The same report says that only the body and remains from three victims were discovered and buried, though it was not the case of Manuel Magalhães.

According to one media report, Magalhães knew that his pro-independence activities were potentially fatal: “In his final conversation with his eldest son, Nivio, 19, on Aug. 26, 1999, he told the young man, “If I die, I don't want you to take revenge. I want you to build a country of peace.”” A few days after the tenth anniversary of Magalhaes’ death, last year, his daughter Ivete Liete Oliveira, wondered

is justice too big to ask? (…) We shouldnt just forget the past because past is what has brought us to where we are today.

Now it is the turn of the younger son, Fidelis, a former adviser to Nobel Prize Winner President Jose Ramos-Horta, now studying in London. He was one of the first advocating for national reconciliation in 1999, “in various parts of the country in different communities encouraging people to reconcile, to live without hatred and respect the rights of others”. In his note, he states that the other side of reconciliation is to “one day learn about what really happened and recover the remains of our loved ones”, as he explains:

For me the question is not about revenge, and I don’t even care about arresting the Indonesian generals. What I want is for the Timorese government to pressure Indonesia to let us know what happened and possibly help us to recover the remains. At the moment for many families of the victims there is still no proper closure. They were told to reconcile with the militias and forgive the Indonesians, but until now their own state seem absolutely incompetent to even ask for as little as truth and identification of burial sites. All seem to be overshadowed by pragmatism.

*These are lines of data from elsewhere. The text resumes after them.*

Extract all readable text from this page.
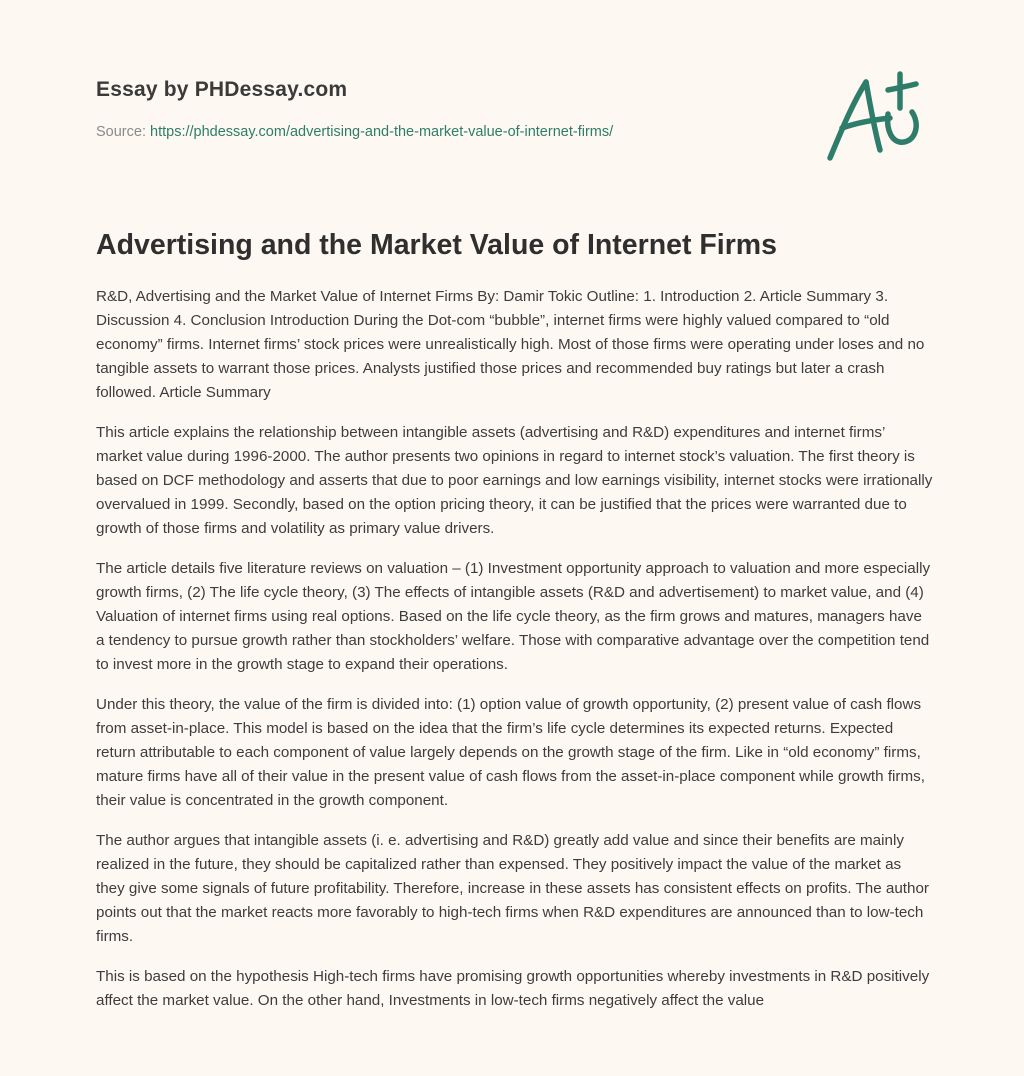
Essay by PHDessay.com
Source: https://phdessay.com/advertising-and-the-market-value-of-internet-firms/
Advertising and the Market Value of Internet Firms

R&D, Advertising and the Market Value of Internet Firms By: Damir Tokic Outline: 1. Introduction 2. Article Summary 3. Discussion 4. Conclusion Introduction During the Dot-com “bubble”, internet firms were highly valued compared to “old economy” firms. Internet firms’ stock prices were unrealistically high. Most of those firms were operating under loses and no tangible assets to warrant those prices. Analysts justified those prices and recommended buy ratings but later a crash followed. Article Summary

This article explains the relationship between intangible assets (advertising and R&D) expenditures and internet firms’ market value during 1996-2000. The author presents two opinions in regard to internet stock’s valuation. The first theory is based on DCF methodology and asserts that due to poor earnings and low earnings visibility, internet stocks were irrationally overvalued in 1999. Secondly, based on the option pricing theory, it can be justified that the prices were warranted due to growth of those firms and volatility as primary value drivers.

The article details five literature reviews on valuation – (1) Investment opportunity approach to valuation and more especially growth firms, (2) The life cycle theory, (3) The effects of intangible assets (R&D and advertisement) to market value, and (4) Valuation of internet firms using real options. Based on the life cycle theory, as the firm grows and matures, managers have a tendency to pursue growth rather than stockholders’ welfare. Those with comparative advantage over the competition tend to invest more in the growth stage to expand their operations.

Under this theory, the value of the firm is divided into: (1) option value of growth opportunity, (2) present value of cash flows from asset-in-place. This model is based on the idea that the firm’s life cycle determines its expected returns. Expected return attributable to each component of value largely depends on the growth stage of the firm. Like in “old economy” firms, mature firms have all of their value in the present value of cash flows from the asset-in-place component while growth firms, their value is concentrated in the growth component.

The author argues that intangible assets (i. e. advertising and R&D) greatly add value and since their benefits are mainly realized in the future, they should be capitalized rather than expensed. They positively impact the value of the market as they give some signals of future profitability. Therefore, increase in these assets has consistent effects on profits. The author points out that the market reacts more favorably to high-tech firms when R&D expenditures are announced than to low-tech firms.

This is based on the hypothesis High-tech firms have promising growth opportunities whereby investments in R&D positively affect the market value. On the other hand, Investments in low-tech firms negatively affect the value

Photo from the memorial to Manuel Magalhães and those killed in the police station at the beach of Batugade, by Flickr user Rusty Stewart shared under a CC Attribution - Non-Comercial - Share Alike license

Photo from the memorial to Manuel Magalhães and those killed in the police station at the beach of Batugade, by Flickr user Rusty Stewart shared under a CC Attribution – Non-Comercial – Share Alike license

While Fidelis together with the help from friends “led families of the victims sweeping through every place we suspected of any significance, (…) gathered information from local communities regarding either possible execution or burial sites [and] searched in many places for almost two years.”, he now pressures the Timorese state for action:

The Timorese state seemed to be incapable to acquire any information from the Indonesian government regarding what happened and the whereabouts of their remains. The only things I found that belonged to my father were his trousers and a half burned bike registration card (according to some sources he and twelve or thirteen others were undressed, hacked to pieces and dumped in the ocean). But even the trousers, I later handed over to the UN Serious Crimes Unit and have not managed to recuperate after all these years. Last year I was summoned by the Serious Crimes Investigation Team in which they handed a couple of photos of the trousers and the card with the accompanying words of consolation that the real trousers and card could not yet be returned because the investigation was still “ongoing”.
Before I end, a youth leader threatened to hit me for organizing the celebration of the international human rights day in 2000. What he said is worth remembering: “you are a traitor, you betray your own friends and father. The so called human rights is simply a way for us to forgive and do no harm to those who harmed us. The deaths will be forgotten. The UN and the government will forget”. I still hope he was not right…But perhaps it is just me, a chronic optimist.